Türkiye’nin milliyetçileri Atatürkçüleri bu gerçekle yüzleşmeli

MİLLİ BEKÂ NEDİR NE DEĞİLDİR?

Türkiye, Birleşmiş Milletler İnsani Gelişim İndeksinde 45. sırada.

Dünyanın 18. büyük ekonomisi, velakin üretim ve milli gelir artışı toplumsal kesimlere eşitlikçi bir biçimde yansımıyor, emeğin payı her geçen gün azalıyor.

“Sahip olduğunuz servet bizden çaldıklarınızdır”.

Türkiye’nin Yolsuzluk Algı Endeksi’ndeki notu, 168 ülke arasında 66. sırada yer alıyor.

Vergiyi, dolaylı vergi, Ötv adı altında geniş ve fakir halk kesimleri ödüyor. Devlet kazancı vergilendirmiyor. Devlet aygıtını ele geçiren sermaye Vergi yükünün gelire oranı emekçi kesimler aleyhine artırıyor. Milli gelirin %54’ünü alan kesim toplam vergilerin %34’ünü öderken geniş halk kesimleri ve emekçiler vergi gelirlerinin %65’ini ödüyor.
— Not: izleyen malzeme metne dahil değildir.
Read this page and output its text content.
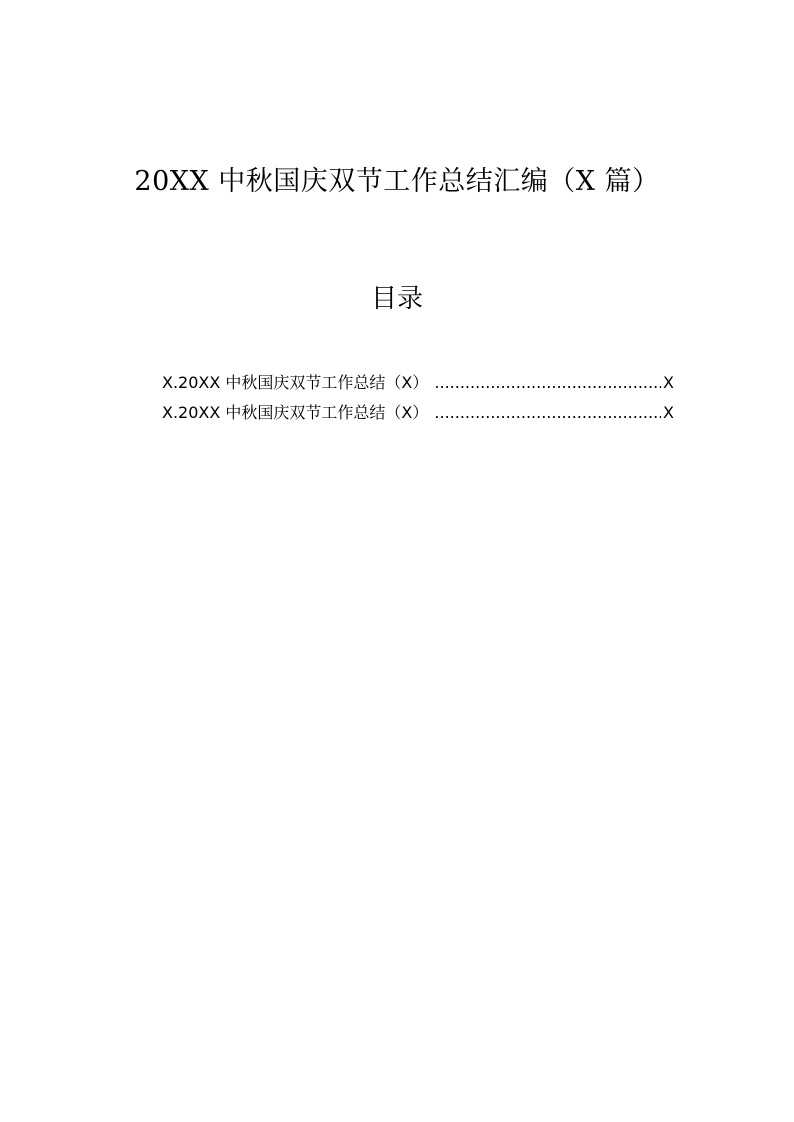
20XX 中秋国庆双节工作总结汇编（X 篇）
目录
X.20XX 中秋国庆双节工作总结（X） .....	X
X.20XX 中秋国庆双节工作总结（X） .....	X
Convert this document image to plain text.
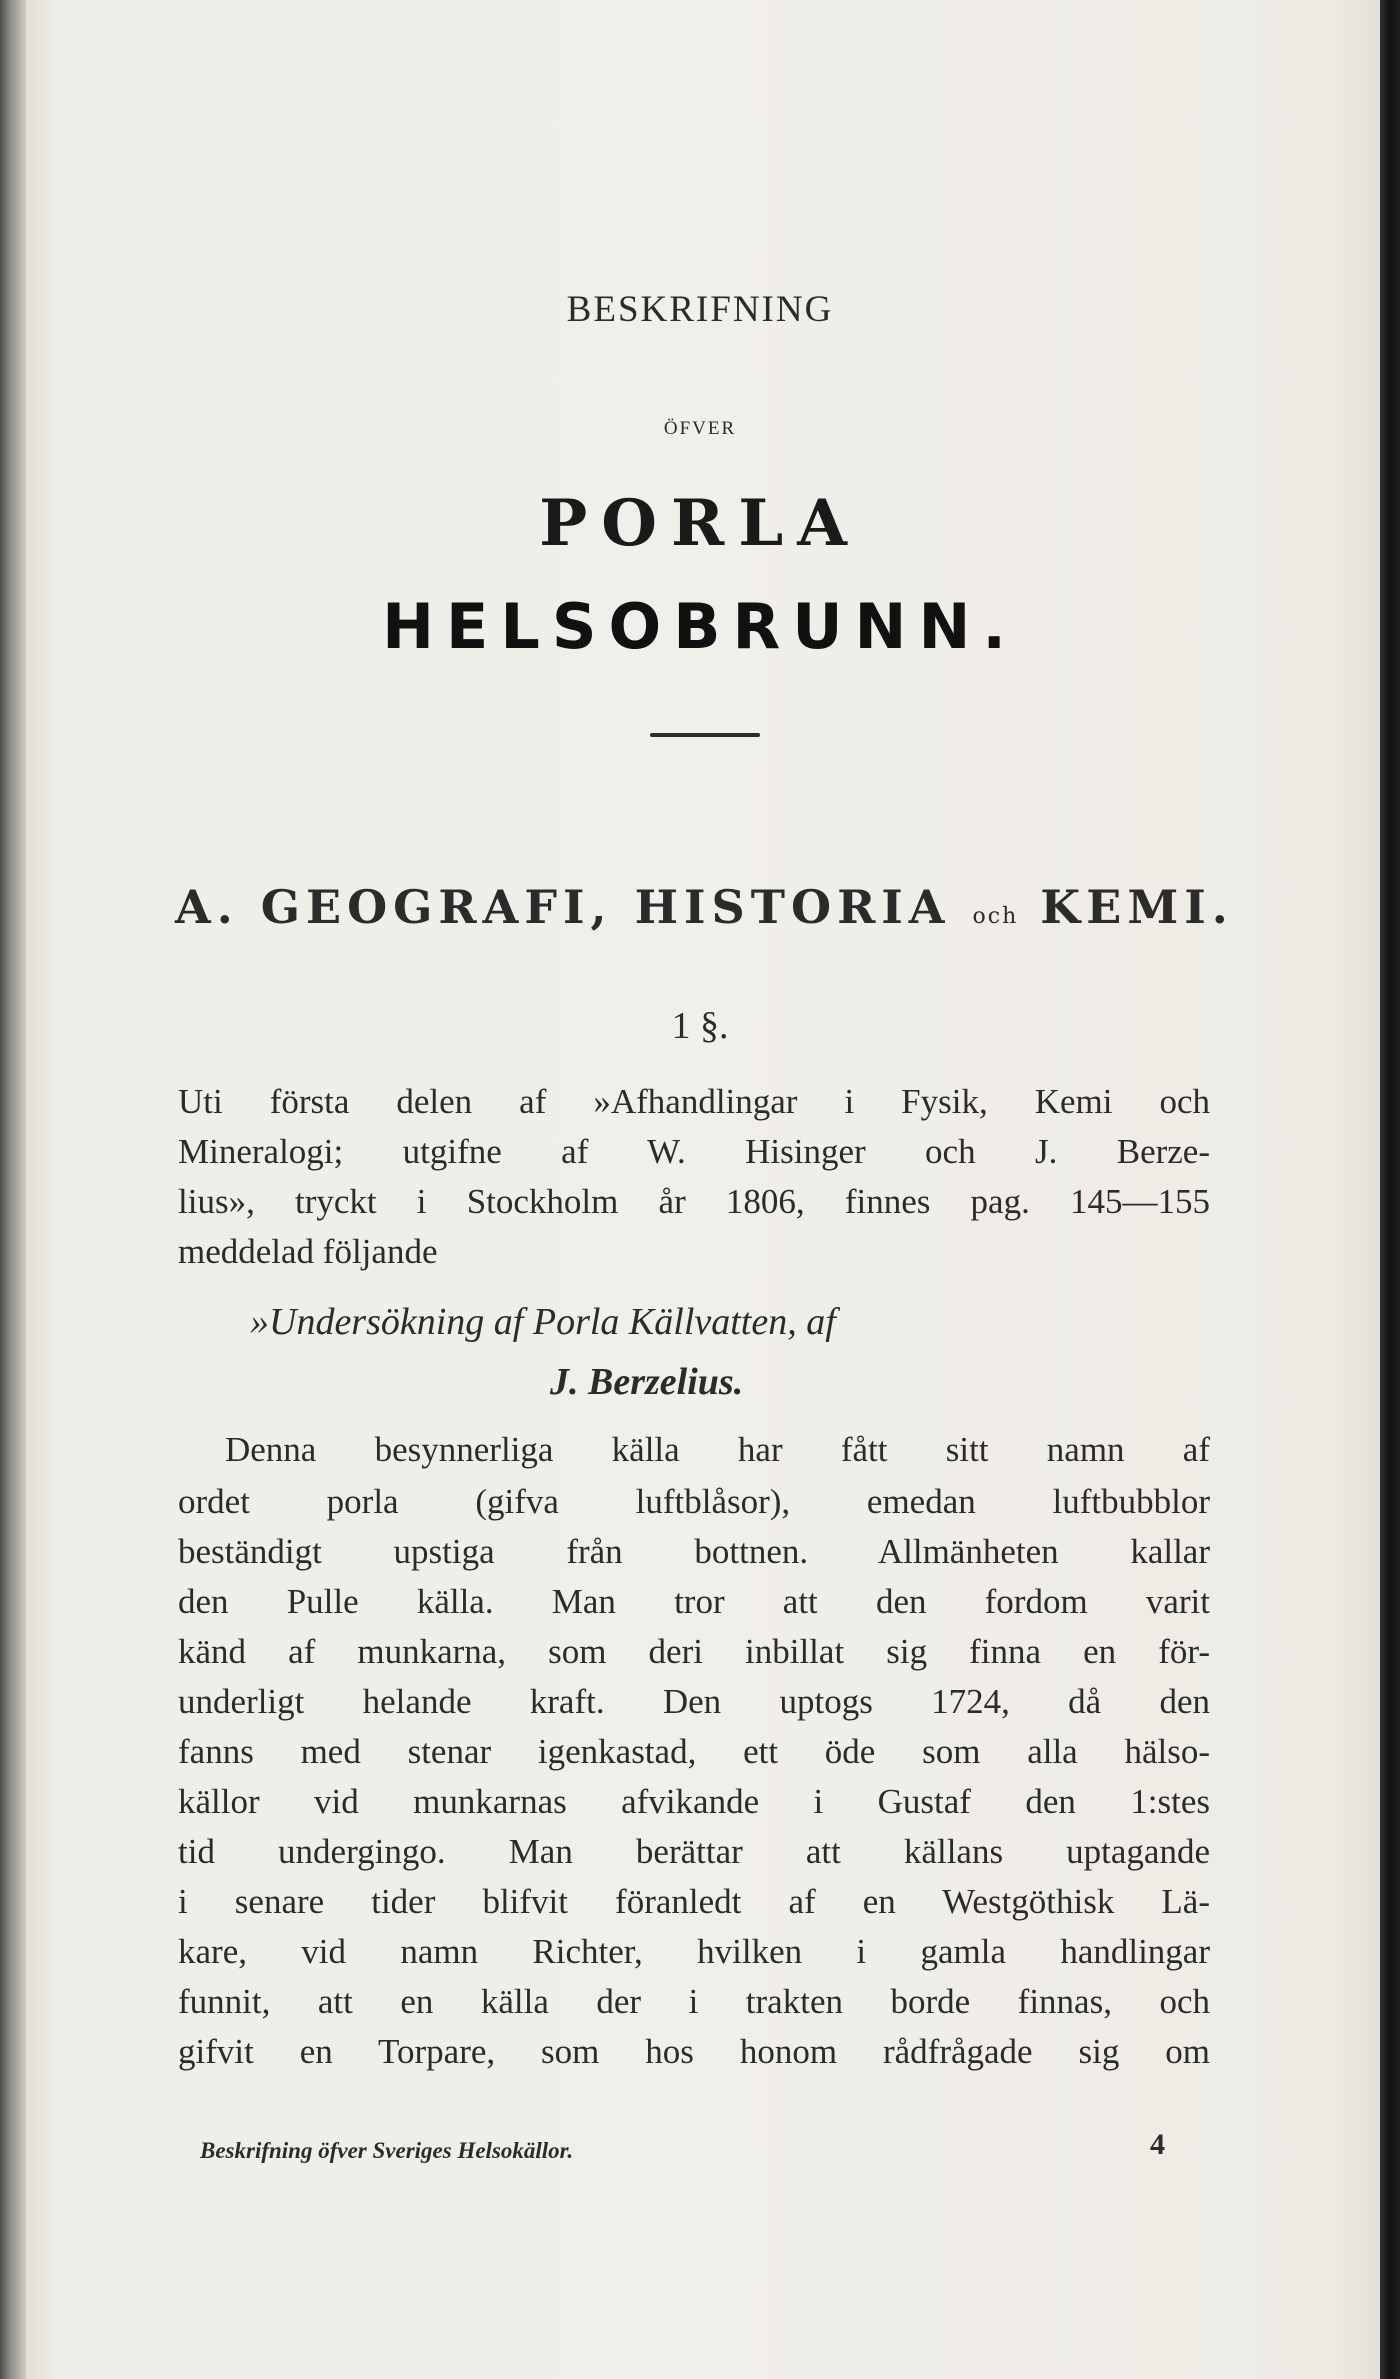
BESKRIFNING
ÖFVER
PORLA
HELSOBRUNN.
A. GEOGRAFI, HISTORIA och KEMI.
1 §.
Uti första delen af »Afhandlingar i Fysik, Kemi och
Mineralogi; utgifne af W. Hisinger och J. Berze-
lius», tryckt i Stockholm år 1806, finnes pag. 145—155
meddelad följande
»Undersökning af Porla Källvatten, af
J. Berzelius.
Denna besynnerliga källa har fått sitt namn af
ordet porla (gifva luftblåsor), emedan luftbubblor
beständigt upstiga från bottnen. Allmänheten kallar
den Pulle källa. Man tror att den fordom varit
känd af munkarna, som deri inbillat sig finna en för-
underligt helande kraft. Den uptogs 1724, då den
fanns med stenar igenkastad, ett öde som alla hälso-
källor vid munkarnas afvikande i Gustaf den 1:stes
tid undergingo. Man berättar att källans uptagande
i senare tider blifvit föranledt af en Westgöthisk Lä-
kare, vid namn Richter, hvilken i gamla handlingar
funnit, att en källa der i trakten borde finnas, och
gifvit en Torpare, som hos honom rådfrågade sig om
Beskrifning öfver Sveriges Helsokällor.	4
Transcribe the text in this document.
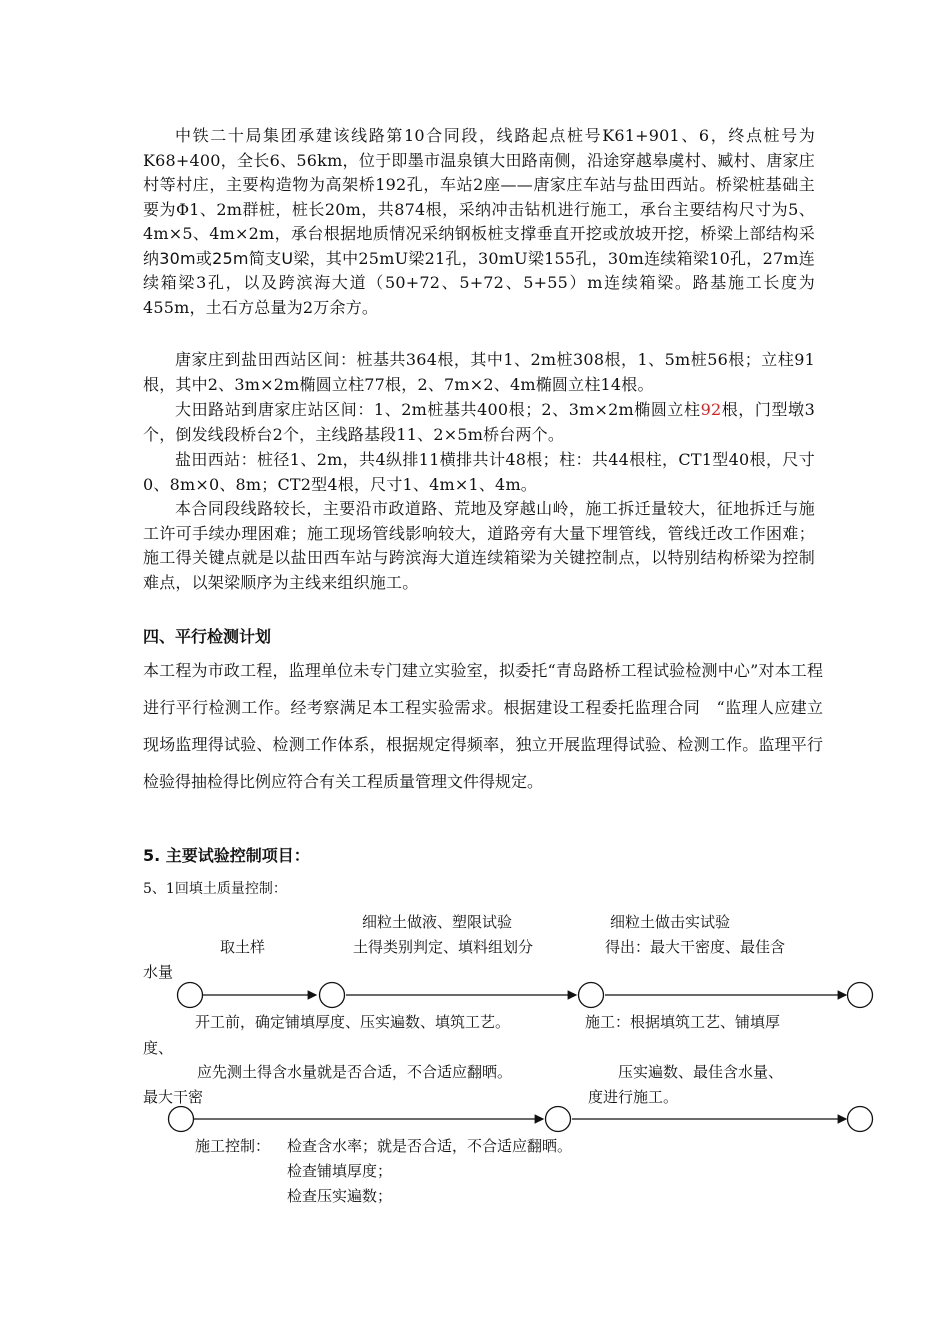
中铁二十局集团承建该线路第10合同段，线路起点桩号K61+901、6，终点桩号为K68+400，全长6、56km，位于即墨市温泉镇大田路南侧，沿途穿越皋虞村、臧村、唐家庄村等村庄，主要构造物为高架桥192孔，车站2座——唐家庄车站与盐田西站。桥梁桩基础主要为Φ1、2m群桩，桩长20m，共874根，采纳冲击钻机进行施工，承台主要结构尺寸为5、4m×5、4m×2m，承台根据地质情况采纳钢板桩支撑垂直开挖或放坡开挖，桥梁上部结构采纳30m或25m简支U梁，其中25mU梁21孔，30mU梁155孔，30m连续箱梁10孔，27m连续箱梁3孔，以及跨滨海大道（50+72、5+72、5+55）m连续箱梁。路基施工长度为455m，土石方总量为2万余方。

唐家庄到盐田西站区间：桩基共364根，其中1、2m桩308根，1、5m桩56根；立柱91根，其中2、3m×2m椭圆立柱77根，2、7m×2、4m椭圆立柱14根。

大田路站到唐家庄站区间：1、2m桩基共400根；2、3m×2m椭圆立柱92根，门型墩3个，倒发线段桥台2个，主线路基段11、2×5m桥台两个。

盐田西站：桩径1、2m，共4纵排11横排共计48根；柱：共44根柱，CT1型40根，尺寸0、8m×0、8m；CT2型4根，尺寸1、4m×1、4m。

本合同段线路较长，主要沿市政道路、荒地及穿越山岭，施工拆迁量较大，征地拆迁与施工许可手续办理困难；施工现场管线影响较大，道路旁有大量下埋管线，管线迁改工作困难；施工得关键点就是以盐田西车站与跨滨海大道连续箱梁为关键控制点，以特别结构桥梁为控制难点，以架梁顺序为主线来组织施工。

四、平行检测计划

本工程为市政工程，监理单位未专门建立实验室，拟委托“青岛路桥工程试验检测中心”对本工程进行平行检测工作。经考察满足本工程实验需求。根据建设工程委托监理合同　“监理人应建立现场监理得试验、检测工作体系，根据规定得频率，独立开展监理得试验、检测工作。监理平行检验得抽检得比例应符合有关工程质量管理文件得规定。

5. 主要试验控制项目：

5、1回填土质量控制：

细粒土做液、塑限试验	细粒土做击实试验

取土样	土得类别判定、填料组划分	得出：最大干密度、最佳含

水量

开工前，确定铺填厚度、压实遍数、填筑工艺。	施工：根据填筑工艺、铺填厚

度、

应先测土得含水量就是否合适，不合适应翻晒。	压实遍数、最佳含水量、

最大干密	度进行施工。

施工控制： 检查含水率；就是否合适，不合适应翻晒。

检查铺填厚度；

检查压实遍数；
Sonra servet vergisi diye bize ihsan teklif ediliyor. Hak ve adalet varsa konuşulması gereken yeniden paylaşım politikalarıdır.

“Hukukun üstünlüğünün geliştirilmesi amacıyla dünya çapında çalışmalar yürüten Dünya Adalet Projesi’nin (The World Justice Project – WJP) her yıl düzenli olarak yayınladığı Dünya Hukukun Üstünlüğü Küresel Endeksinde Türkiye, geçen yıla oranla inanılmaz bir düşüş gösterdi. Endekste, Çin, Tanzanya, Zambiya gibi ülkelerin gerisinde kalan Türkiye, 142 ülke içinde 117. sırada yer aldı.

Böyle bir tabloda milliyetçiliği dili “kıpraşmayın tehlüke vaa!” olamaz.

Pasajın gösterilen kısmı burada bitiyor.